Cayce opens her eyes, nods.
“Come,” says Stella, “your eyes are melted,” and leads her past the workstations, into the crepuscular glow of the kitchen. She soaks a thick pad of gray paper toweling in the stream from an old brass tap and passes it to Cayce, who presses it against her hot eyes. The paper is rough, the water cold. “There are few buildings like this one
, now,” Stella says. “The land is far too valuable. Even this, this place from our childhood, which we both loved, our uncle owns. He keeps it from the developers, for us, because Nora finds it comforting. Whatever cost is of no importance to him. He wishes us to be safe, and Nora as comfortable as possible.”

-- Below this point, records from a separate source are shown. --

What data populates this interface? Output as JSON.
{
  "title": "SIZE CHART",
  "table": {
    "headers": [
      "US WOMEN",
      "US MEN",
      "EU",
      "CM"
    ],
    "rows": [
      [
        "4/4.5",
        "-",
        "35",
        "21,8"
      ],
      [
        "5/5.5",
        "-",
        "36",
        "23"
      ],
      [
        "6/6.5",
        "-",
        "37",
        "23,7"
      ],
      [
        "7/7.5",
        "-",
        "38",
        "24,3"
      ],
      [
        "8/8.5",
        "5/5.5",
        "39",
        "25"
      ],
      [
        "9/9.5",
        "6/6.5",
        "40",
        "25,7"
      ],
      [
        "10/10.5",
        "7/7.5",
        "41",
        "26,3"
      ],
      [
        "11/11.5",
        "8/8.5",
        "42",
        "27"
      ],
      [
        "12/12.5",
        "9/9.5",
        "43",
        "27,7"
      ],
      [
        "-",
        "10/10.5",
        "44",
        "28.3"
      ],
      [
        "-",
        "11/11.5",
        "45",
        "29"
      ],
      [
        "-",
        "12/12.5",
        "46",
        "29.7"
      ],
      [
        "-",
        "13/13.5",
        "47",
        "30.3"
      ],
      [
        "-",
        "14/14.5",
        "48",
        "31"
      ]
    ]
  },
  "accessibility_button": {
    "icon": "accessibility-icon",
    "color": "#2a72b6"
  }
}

“And you? What do you wish, Stella?”
“I wish the world to know her work. Something you could not know: how it was, here, for artists. Whole universes of blood and imagination, built over lifetimes in rooms like these, never to be seen. To die with their creators, and be swept out. Now Nora, what she does, it joins the sea.” She smiles. “It has brought you to us.”
“Are they your parents, Stella? The couple?”
“Perhaps, when they are young. They resemble them, yes. But if what she is doing tells a story, it seems not to be our parents’ story. Not their world. It is another world. It is always another world.”
“Yes,” Cayce agrees, putting down the cold wet mass of paper, “it is. Stella, the people who protect you, on your uncle’s behalf, who do you suppose they protect you from?”
“From his enemies. From anyone who might wish to use us to hurt him. You must understand, these precautions are not unusual, for a man like my uncle. It is unusual that Nora is an artist, and her situation, her condition, is unusual, and that I wish her work to be seen, yes, but it is not unusual, here, that we should be protected.”
“But do you understand that they also, perhaps without understanding it, protect you from something else?”
“I do not understand.”
“Your sister’s art has become very valuable. You’ve succeeded, you see. It’s a genuine mystery, Nora’s art, something hidden at the heart of the world, and more and more people follow it, all over the world.”
“But what is the danger?”
“We have our own rich and powerful men. Any creation that attracts the attention of the world, on an ongoing basis, becomes valuable, if only in terms of potential.”